Maxwell gestures at a nearby chocolate mountain, and it melts away, replaced by a football-field-sized structure that looks like the biggest snow globe in history. Inside it is the familiar subdream sky that looks to be made from magma, with black water below it.

“Here is his army—at least as much of it as we experienced before he took us over,” Maxwell says and populates the subdream simulation with millions of monsters. Some are those I’ve encountered, but many are new to me, though just as horrific.

“The cavalry,” Napoleon says, nodding at the army of warthog-spider mounts and their tentacled naked mole rat riders. “And that’s air support.” He points at the cloud of skeletal turkey vultures and other flying abominations that fill the air between the sky and the ocean. “Lots of infantry.” He gestures at the various beasts, among which I recognize the monstrous versions of tardigrades, spiral worms, ants, nail-sword critters, and anglers.

“All formidable,” Maxwell says grimly. “Yet all of them combined don’t come close to the threat that is Phobetor.” He makes the dreaded figure appear behind the troops as everyone stares in horror. “If a dreamwalker gets beyond this point”—he draws a line halfway through the battlefield—“they risk becoming one of the Overtaken. From there, the closer to Phobetor, the higher the risk.”
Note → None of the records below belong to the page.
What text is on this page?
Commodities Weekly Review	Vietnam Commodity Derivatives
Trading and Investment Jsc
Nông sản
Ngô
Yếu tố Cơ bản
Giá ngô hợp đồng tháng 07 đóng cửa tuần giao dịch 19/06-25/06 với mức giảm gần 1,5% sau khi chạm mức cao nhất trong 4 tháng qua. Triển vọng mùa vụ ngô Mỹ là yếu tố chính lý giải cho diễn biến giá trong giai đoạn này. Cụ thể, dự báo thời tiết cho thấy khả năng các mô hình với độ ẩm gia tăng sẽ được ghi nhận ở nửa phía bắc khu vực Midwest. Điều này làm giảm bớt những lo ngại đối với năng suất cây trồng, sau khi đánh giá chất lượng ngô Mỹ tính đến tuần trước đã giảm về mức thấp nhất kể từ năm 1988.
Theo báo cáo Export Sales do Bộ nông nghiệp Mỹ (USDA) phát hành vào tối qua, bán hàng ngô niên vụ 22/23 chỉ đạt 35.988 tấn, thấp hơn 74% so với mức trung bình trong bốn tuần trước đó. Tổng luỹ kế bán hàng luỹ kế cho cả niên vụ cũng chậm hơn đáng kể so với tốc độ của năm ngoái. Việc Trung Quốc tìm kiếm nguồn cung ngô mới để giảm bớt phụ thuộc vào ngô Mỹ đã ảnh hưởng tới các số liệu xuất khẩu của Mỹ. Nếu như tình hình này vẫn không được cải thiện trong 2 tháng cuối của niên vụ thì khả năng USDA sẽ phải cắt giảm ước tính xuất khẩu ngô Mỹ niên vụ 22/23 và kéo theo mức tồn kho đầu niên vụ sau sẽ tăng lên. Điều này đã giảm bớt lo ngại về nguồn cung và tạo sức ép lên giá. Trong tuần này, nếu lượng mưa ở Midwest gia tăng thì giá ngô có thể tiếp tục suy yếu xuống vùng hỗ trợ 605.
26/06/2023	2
Napoleon scratches his chin. “What are the capabilities of our troops?”

Maxwell points at the dream constructs. “They’re the weakest—merely extensions of the dreamwalker who created them.”

“Cannon fodder.” Napoleon’s eyes narrow. “Can you make more?”

In answer, countless more dream constructs show up, all a lot like Asha’s, which means it’s the work of the Escapists.

“What about me and the other dreamers?” Napoleon asks. “What are our capabilities?”

Asha tears her gaze away from Phobetor and faces Napoleon. “Unless you’re familiar with lucid dreaming techniques, your powers will roughly match those you have in the real world.”

“That’s if you don’t get on Phobetor’s radar,” Maxwell says. “If you do, you’ll die instantly—or be turned into an Overtaken, depending on his whim. Either way, you’ll be out of the battle.”

“You will wake up, though, if you die,” Asha chimes in before anyone panics. “Like from a nightmare.”

“Exactly,” Maxwell says. “Death here means rude awakening for anyone who isn’t a dreamwalker. But for us, it’s insanity—assuming we don’t turn into the Overtaken. Understand?”

Everyone solemnly nods.

“What about those?” Napoleon wrinkles his nose at Rowan’s masked zombies.

“Part of my power,” Rowan says. “I’m a necromancer.”

“Zombies.” Napoleon examines Rowan with keen interest. “Even better cannon fodder. Can we bolster their numbers too?”

The zombie army grows exponentially in an eyeblink.

Wow. Escapists are very good at this dreamwalking business. I’m glad they’re on our side.

Napoleon clears his throat. “I propose the following high-level plan: Break their ranks with cannon fodder, then hit their infantry with ours, while some portion of our dreamwalkers take care of their cavalry. The rest of the dreamwalkers take to the air.”